Natural Remedies - Healing with Medicinal Herbs
Jaundice
Jaundice (icterus) refers to the yellow or yellowish-green discoloration of the skin and visible mucous membranes. It results from elevated levels of the yellow pigment bilirubin in the blood, which accumulates in all tissues and bodily fluids but is most noticeable on the skin. Bilirubin is continuously produced from the breakdown of red blood cells.
Red blood cells carry oxygen, binding it to hemoglobin, a blood pigment. The average lifespan of a red blood cell is four months. Every minute, over 100 million red blood cells break down, and their hemoglobin is converted into bilirubin, most of which is processed by the liver and excreted into the intestines.
Bilirubin’s intense yellow color gives infant stools a golden hue. In adults, intestinal bacteria convert bilirubin into other compounds, giving stools their characteristic brown color. Some of these compounds are reabsorbed into the blood and excreted in urine.
Excessive bilirubin accumulation in the skin can cause severe itching, slow heart rate, and, due to tinted eye fluid, a yellow-tinted vision (xanthopsia).
Jaundice has many causes, but three primary types exist:
- Hemolytic jaundice occurs in conditions causing excessive red blood cell breakdown. A healthy liver cannot process the sudden influx of bilirubin, leading to its accumulation in the blood and tissues. This results in mild, straw-yellow skin discoloration and is often accompanied by anemia due to reduced red blood cell counts. Causes include hereditary red blood cell fragility, bacterial toxins (e.g., sepsis), malaria, or poisoning with arsenic or arsine gas.
- Obstructive jaundice, common in people over 40, results from blocked bile flow from the liver to the intestines, often due to gallstones lodged in bile ducts, causing sharp, cramp-like pain. Other causes include inflamed bile duct linings, parasites (e.g., roundworms), or tumors (benign or malignant) in the liver, gallbladder, pancreas, or surrounding tissues. Complete obstruction leads to clay-colored stools and greenish-yellow skin. Prolonged bile stasis damages the liver and impairs digestion, affecting other organs like the kidneys.
- Hepatic jaundice, the most common, is caused by liver damage, often from viral hepatitis (spread via contaminated food/water), bacteria, or parasites. Alcohol is a major liver toxin, causing damage that varies by individual sensitivity. Other causes include medications (e.g., sulfonamides, antituberculosis drugs, diabetes medications, antibiotics) or hypersensitivity to contraceptives. Hepatitis-related jaundice may last days to weeks, while tropical yellow fever, transmitted by mosquitoes, also features jaundice.
Short-term jaundice can result from medications like sulfonamides, antituberculosis drugs, diabetes pills, antibiotics, or contraceptives in sensitive individuals. All jaundice cases must be reported to a doctor, and treatment often requires hospitalization.

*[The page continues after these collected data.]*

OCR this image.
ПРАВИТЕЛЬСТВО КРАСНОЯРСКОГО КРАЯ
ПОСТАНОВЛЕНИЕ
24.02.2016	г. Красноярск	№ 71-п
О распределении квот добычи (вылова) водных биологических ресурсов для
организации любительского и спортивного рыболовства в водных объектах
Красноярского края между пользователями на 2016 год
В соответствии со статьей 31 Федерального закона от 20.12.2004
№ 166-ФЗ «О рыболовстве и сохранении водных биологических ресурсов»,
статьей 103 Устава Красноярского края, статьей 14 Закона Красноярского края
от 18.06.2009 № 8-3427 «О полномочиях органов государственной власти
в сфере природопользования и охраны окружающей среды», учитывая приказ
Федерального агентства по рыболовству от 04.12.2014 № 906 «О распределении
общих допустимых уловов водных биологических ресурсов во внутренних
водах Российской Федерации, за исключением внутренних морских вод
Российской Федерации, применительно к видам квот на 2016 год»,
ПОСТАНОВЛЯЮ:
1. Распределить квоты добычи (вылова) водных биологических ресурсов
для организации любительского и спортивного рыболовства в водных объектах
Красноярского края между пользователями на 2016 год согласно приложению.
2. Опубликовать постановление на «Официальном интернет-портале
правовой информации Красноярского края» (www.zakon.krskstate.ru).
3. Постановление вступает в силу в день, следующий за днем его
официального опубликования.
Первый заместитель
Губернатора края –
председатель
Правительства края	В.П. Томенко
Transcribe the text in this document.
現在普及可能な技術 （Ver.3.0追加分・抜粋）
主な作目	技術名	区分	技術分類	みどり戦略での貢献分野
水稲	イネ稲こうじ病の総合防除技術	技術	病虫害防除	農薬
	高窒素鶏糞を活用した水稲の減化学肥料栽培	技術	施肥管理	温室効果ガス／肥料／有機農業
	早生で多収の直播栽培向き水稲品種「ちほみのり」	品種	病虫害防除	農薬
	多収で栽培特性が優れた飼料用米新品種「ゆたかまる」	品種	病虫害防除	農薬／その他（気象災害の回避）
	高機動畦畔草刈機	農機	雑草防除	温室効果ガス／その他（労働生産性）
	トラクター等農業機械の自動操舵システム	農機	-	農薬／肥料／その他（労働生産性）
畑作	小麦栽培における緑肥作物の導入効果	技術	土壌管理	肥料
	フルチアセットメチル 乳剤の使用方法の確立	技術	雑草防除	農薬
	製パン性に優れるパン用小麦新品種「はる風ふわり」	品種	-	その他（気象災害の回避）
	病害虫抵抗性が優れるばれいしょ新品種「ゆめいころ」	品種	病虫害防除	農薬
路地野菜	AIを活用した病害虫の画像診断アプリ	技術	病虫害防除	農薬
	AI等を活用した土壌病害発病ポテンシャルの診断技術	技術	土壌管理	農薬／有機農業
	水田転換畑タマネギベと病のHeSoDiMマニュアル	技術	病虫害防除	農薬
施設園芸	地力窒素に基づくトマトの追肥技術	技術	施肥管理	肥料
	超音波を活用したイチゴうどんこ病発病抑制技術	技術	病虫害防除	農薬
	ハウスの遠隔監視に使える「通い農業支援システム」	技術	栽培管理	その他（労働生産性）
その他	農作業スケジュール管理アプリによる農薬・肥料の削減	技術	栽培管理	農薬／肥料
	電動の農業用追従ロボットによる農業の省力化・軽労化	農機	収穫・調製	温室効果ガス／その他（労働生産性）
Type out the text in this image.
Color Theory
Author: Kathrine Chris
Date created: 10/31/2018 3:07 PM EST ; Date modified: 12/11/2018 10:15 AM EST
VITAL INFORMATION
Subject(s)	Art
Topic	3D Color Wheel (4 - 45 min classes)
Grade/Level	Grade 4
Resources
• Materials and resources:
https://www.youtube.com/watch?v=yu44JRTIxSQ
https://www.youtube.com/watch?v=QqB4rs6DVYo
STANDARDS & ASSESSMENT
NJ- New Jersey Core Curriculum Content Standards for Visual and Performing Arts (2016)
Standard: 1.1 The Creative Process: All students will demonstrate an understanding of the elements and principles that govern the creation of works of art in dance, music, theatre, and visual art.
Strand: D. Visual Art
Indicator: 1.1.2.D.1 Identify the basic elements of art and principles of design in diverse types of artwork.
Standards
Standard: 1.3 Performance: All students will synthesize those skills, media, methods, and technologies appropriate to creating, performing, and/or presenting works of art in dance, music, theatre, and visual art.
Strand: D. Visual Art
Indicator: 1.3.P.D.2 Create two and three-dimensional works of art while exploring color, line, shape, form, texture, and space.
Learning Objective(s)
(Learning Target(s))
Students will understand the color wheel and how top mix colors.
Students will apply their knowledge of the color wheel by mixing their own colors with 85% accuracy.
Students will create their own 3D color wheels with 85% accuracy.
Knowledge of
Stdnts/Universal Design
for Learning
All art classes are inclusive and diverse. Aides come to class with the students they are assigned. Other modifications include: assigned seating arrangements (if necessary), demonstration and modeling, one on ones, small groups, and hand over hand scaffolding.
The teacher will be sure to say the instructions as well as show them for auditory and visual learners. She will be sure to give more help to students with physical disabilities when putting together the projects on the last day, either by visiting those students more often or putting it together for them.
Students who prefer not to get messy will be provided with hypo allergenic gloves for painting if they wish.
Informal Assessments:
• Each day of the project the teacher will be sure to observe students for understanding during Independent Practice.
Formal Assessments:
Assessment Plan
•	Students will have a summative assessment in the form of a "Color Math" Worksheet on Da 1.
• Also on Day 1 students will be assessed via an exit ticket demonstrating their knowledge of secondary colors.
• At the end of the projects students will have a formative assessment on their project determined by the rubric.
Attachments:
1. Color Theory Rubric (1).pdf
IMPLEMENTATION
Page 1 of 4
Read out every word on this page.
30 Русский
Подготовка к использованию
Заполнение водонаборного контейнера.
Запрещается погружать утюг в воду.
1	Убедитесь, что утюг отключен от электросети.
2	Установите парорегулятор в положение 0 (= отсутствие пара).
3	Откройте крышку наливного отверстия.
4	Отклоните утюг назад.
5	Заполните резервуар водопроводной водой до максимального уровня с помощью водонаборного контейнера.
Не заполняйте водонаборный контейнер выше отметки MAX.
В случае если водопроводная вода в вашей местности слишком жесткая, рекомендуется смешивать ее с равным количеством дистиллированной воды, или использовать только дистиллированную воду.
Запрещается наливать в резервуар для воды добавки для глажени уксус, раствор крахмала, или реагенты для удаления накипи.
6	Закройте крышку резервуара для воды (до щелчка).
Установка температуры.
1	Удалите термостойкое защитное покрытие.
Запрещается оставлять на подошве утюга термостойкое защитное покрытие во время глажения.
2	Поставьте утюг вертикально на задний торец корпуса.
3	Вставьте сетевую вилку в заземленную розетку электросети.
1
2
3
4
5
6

Modern diagnostics allow doctors to quickly identify the type of jaundice. Treatment begins after diagnosing the underlying condition, sometimes requiring urgent surgery.
“False jaundice” refers to skin yellowing not caused by elevated bilirubin, often due to chemicals from medications or foods (e.g., atebrin, used for malaria, or high-carotene foods like carrots). Carotene, a vitamin A precursor, can yellow the palms, soles, and nose, but not the sclera, unlike true jaundice. Stopping the intake resolves the discoloration, though frequent occurrences may indicate liver damage or impaired vitamin A conversion.
Over 50% of newborns develop mild jaundice on day two or three post-birth, peaking by day five and fading gradually. This physiological jaundice is harmless, caused by increased red blood cell breakdown after birth, as newborns no longer need the high red blood cell count required in the womb. Immature liver cells cannot process the sudden bilirubin surge, leading to jaundice, which typically resolves within 10–12 days. Prolonged jaundice beyond 12 days requires hospital treatment.
Life-threatening jaundice in newborns appears within hours of birth, becoming severe within 24 hours. Despite appearing healthy, these infants need urgent hospitalization. Historically, over 80% died, and survivors often faced developmental delays. The primary cause is blood group incompatibility, especially Rh factor mismatch between an Rh-negative mother and Rh-positive fetus, leading to antibody-mediated red blood cell destruction. This is more common in later pregnancies or after prior Rh-positive blood transfusions. Hospital delivery is mandatory for Rh-negative mothers with Rh-positive partners. Modern treatments, like exchange transfusions, significantly reduce mortality and complications, sometimes even providing in-utero transfusions.